Compassion is tough love with kindness. It’s understanding that we all have self-sabotaging parts and Sage parts, and choosing to heed the advice of the Sage. Compassion is setting boundaries with others because you LOVE them enough to see beyond their story of suffering and excuses.
3 Steps to Confident & Compassionate Leadership
1. Take Inspired Action
So how do you motivate yourself to gracefully take actions that lead to your heartfelt goals and pump you up with confidence? When you force yourself to work, that is not sustainable, nor does it feel good.
If there is something you want but you’re not taking actions that align with that desire, then there is a conflicting subconscious desire.
For example, if you want to grow your business or get promoted at work, but you’re not taking the necessary actions to call on people, post on social media, form the collaborative relationships needed to get ahead, etc., then your subconscious mind is giving you feedback that something doesn’t feel safe about your proposed desire or goal.
Action Step: Sit down in a quiet space and ask yourself these questions. Write down your answers to get clarity. They will help you identify the block(s) to your success.
- What doesn’t feel safe about what I want?
- What is the upside to staying the same
- What is the downside to getting what I want?
2. Clear the Block(s) to Your Success
Once you’ve done the inquiry exercise in step 1, now tap using Emotional Freedom Techniques (EFT or tapping) to begin to clear out the feeling of unsafety from your body. This will help you align your conscious desire with your subconscious belief.
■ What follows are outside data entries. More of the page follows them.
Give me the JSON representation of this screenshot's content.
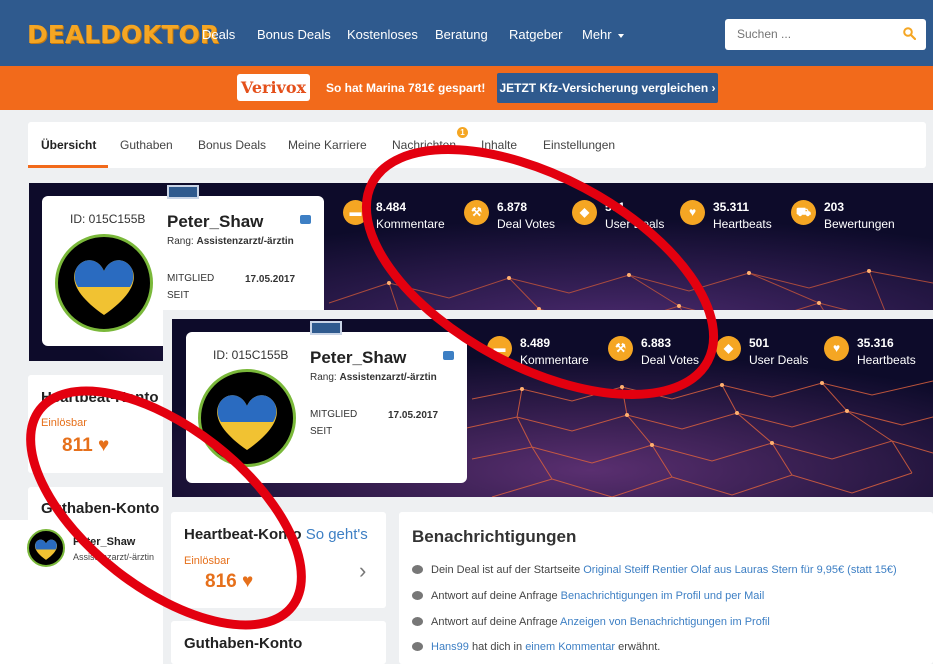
{
  "header": {
    "logo": "DEALDOKTOR",
    "nav": [
      "Deals",
      "Bonus Deals",
      "Kostenloses",
      "Beratung",
      "Ratgeber",
      "Mehr"
    ],
    "search_placeholder": "Suchen ..."
  },
  "promo": {
    "brand": "Verivox",
    "text": "So hat Marina 781€ gespart!",
    "button": "JETZT Kfz-Versicherung vergleichen"
  },
  "tabs": {
    "items": [
      "Übersicht",
      "Guthaben",
      "Bonus Deals",
      "Meine Karriere",
      "Nachrichten",
      "Inhalte",
      "Einstellungen"
    ],
    "active": "Übersicht",
    "badge": "1"
  },
  "profile_back": {
    "id": "ID: 015C155B",
    "name": "Peter_Shaw",
    "rank_label": "Rang:",
    "rank": "Assistenzarzt/-ärztin",
    "member_label_1": "MITGLIED",
    "member_label_2": "SEIT",
    "member_since": "17.05.2017",
    "stats": [
      {
        "value": "8.484",
        "label": "Kommentare",
        "icon": "comment-icon"
      },
      {
        "value": "6.878",
        "label": "Deal Votes",
        "icon": "hammer-icon"
      },
      {
        "value": "501",
        "label": "User Deals",
        "icon": "tag-icon"
      },
      {
        "value": "35.311",
        "label": "Heartbeats",
        "icon": "heart-icon"
      },
      {
        "value": "203",
        "label": "Bewertungen",
        "icon": "cart-icon"
      }
    ]
  },
  "profile_front": {
    "id": "ID: 015C155B",
    "name": "Peter_Shaw",
    "rank_label": "Rang:",
    "rank": "Assistenzarzt/-ärztin",
    "member_label_1": "MITGLIED",
    "member_label_2": "SEIT",
    "member_since": "17.05.2017",
    "stats": [
      {
        "value": "8.489",
        "label": "Kommentare",
        "icon": "comment-icon"
      },
      {
        "value": "6.883",
        "label": "Deal Votes",
        "icon": "hammer-icon"
      },
      {
        "value": "501",
        "label": "User Deals",
        "icon": "tag-icon"
      },
      {
        "value": "35.316",
        "label": "Heartbeats",
        "icon": "heart-icon"
      }
    ]
  },
  "heartbeat_back": {
    "title": "Heartbeat-Konto",
    "redeemable": "Einlösbar",
    "value": "811"
  },
  "guthaben_back": {
    "title": "Guthaben-Konto",
    "user_name": "Peter_Shaw",
    "user_rank": "Assistenzarzt/-ärztin"
  },
  "heartbeat_front": {
    "title": "Heartbeat-Konto",
    "link": "So geht's",
    "redeemable": "Einlösbar",
    "value": "816"
  },
  "guthaben_front": {
    "title": "Guthaben-Konto"
  },
  "notifications": {
    "title": "Benachrichtigungen",
    "items": [
      {
        "text": "Dein Deal ist auf der Startseite ",
        "link": "Original Steiff Rentier Olaf aus Lauras Stern für 9,95€ (statt 15€)",
        "after": ""
      },
      {
        "text": "Antwort auf deine Anfrage ",
        "link": "Benachrichtigungen im Profil und per Mail",
        "after": ""
      },
      {
        "text": "Antwort auf deine Anfrage ",
        "link": "Anzeigen von Benachrichtigungen im Profil",
        "after": ""
      },
      {
        "text": "",
        "link": "Hans99",
        "mid": " hat dich in ",
        "link2": "einem Kommentar",
        "after": " erwähnt."
      }
    ]
  },
  "colors": {
    "brand_blue": "#2f5a8e",
    "brand_orange": "#f26a1b",
    "accent_orange": "#e6701b",
    "annotation_red": "#e3000f"
  }
}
Case Study: Jan wants to get promoted, but she keeps getting passed up for promotions by people who aren’t nearly as smart or qualified. It’s been infuriating to her. After doing the above writing exercise, she realized that if she got this sales executive position, she’d need to overcome her fear of conflict, which she’d have more potential for when supervising several people.
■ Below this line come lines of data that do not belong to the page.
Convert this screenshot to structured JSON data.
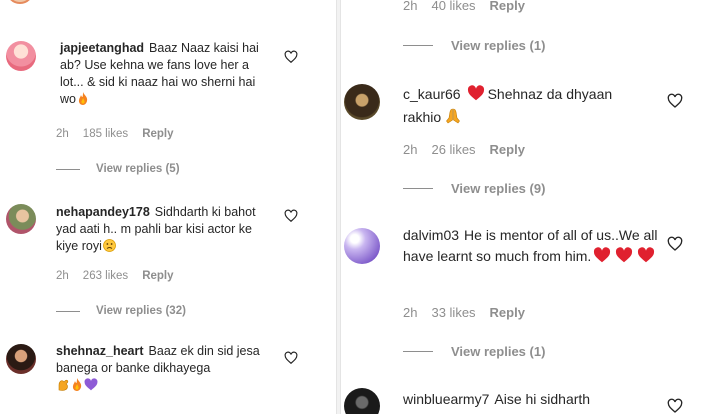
{
  "left": {
    "comments": [
      {
        "username": "japjeetanghad",
        "text": "Baaz Naaz kaisi hai ab? Use kehna we fans love her a lot... & sid ki naaz hai wo sherni hai wo",
        "emojis": [
          "fire"
        ],
        "time": "2h",
        "likes": "185 likes",
        "reply": "Reply",
        "view_replies": "View replies (5)"
      },
      {
        "username": "nehapandey178",
        "text": "Sidhdarth ki bahot yad aati h.. m pahli bar kisi actor ke kiye royi",
        "emojis": [
          "sad-face"
        ],
        "time": "2h",
        "likes": "263 likes",
        "reply": "Reply",
        "view_replies": "View replies (32)"
      },
      {
        "username": "shehnaz_heart",
        "text": "Baaz ek din sid jesa banega or banke dikhayega",
        "emojis": [
          "flexed-arm",
          "fire",
          "purple-heart"
        ],
        "time": "",
        "likes": "",
        "reply": "",
        "view_replies": ""
      }
    ]
  },
  "right": {
    "top_meta": {
      "time": "2h",
      "likes": "40 likes",
      "reply": "Reply"
    },
    "top_view_replies": "View replies (1)",
    "comments": [
      {
        "username": "c_kaur66",
        "text": "Shehnaz da dhyaan rakhio",
        "emojis": [
          "red-heart",
          "folded-hands"
        ],
        "time": "2h",
        "likes": "26 likes",
        "reply": "Reply",
        "view_replies": "View replies (9)"
      },
      {
        "username": "dalvim03",
        "text": "He is mentor of all of us..We all have learnt so much from him.",
        "emojis": [
          "red-heart",
          "red-heart",
          "red-heart"
        ],
        "time": "2h",
        "likes": "33 likes",
        "reply": "Reply",
        "view_replies": "View replies (1)"
      },
      {
        "username": "winbluearmy7",
        "text": "Aise hi sidharth",
        "emojis": [],
        "time": "",
        "likes": "",
        "reply": "",
        "view_replies": ""
      }
    ]
  },
  "colors": {
    "text": "#262626",
    "muted": "#8e8e8e",
    "heart_red": "#e0212f",
    "fire_orange": "#f58220",
    "purple": "#8e5bd6"
  }
}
Part of her didn’t feel ready for this extra responsibility. It was easier to complain about her situation than to admit her fear.
Action Step: Tap using EFT to loosen the belief that is keeping you stuck in your situation. In this case, Jan believes she can’t handle the new role. See here for how to tap and the example below for Jan’s situation. She would use the following setup statement:
- Even though I don’t want to be promoted because I want to avoid conflict, I love and accept myself.
- Even though I feel insecure about managing people, I love and accept myself.
- Even though I don’t feel safe to get promoted, I love and accept myself.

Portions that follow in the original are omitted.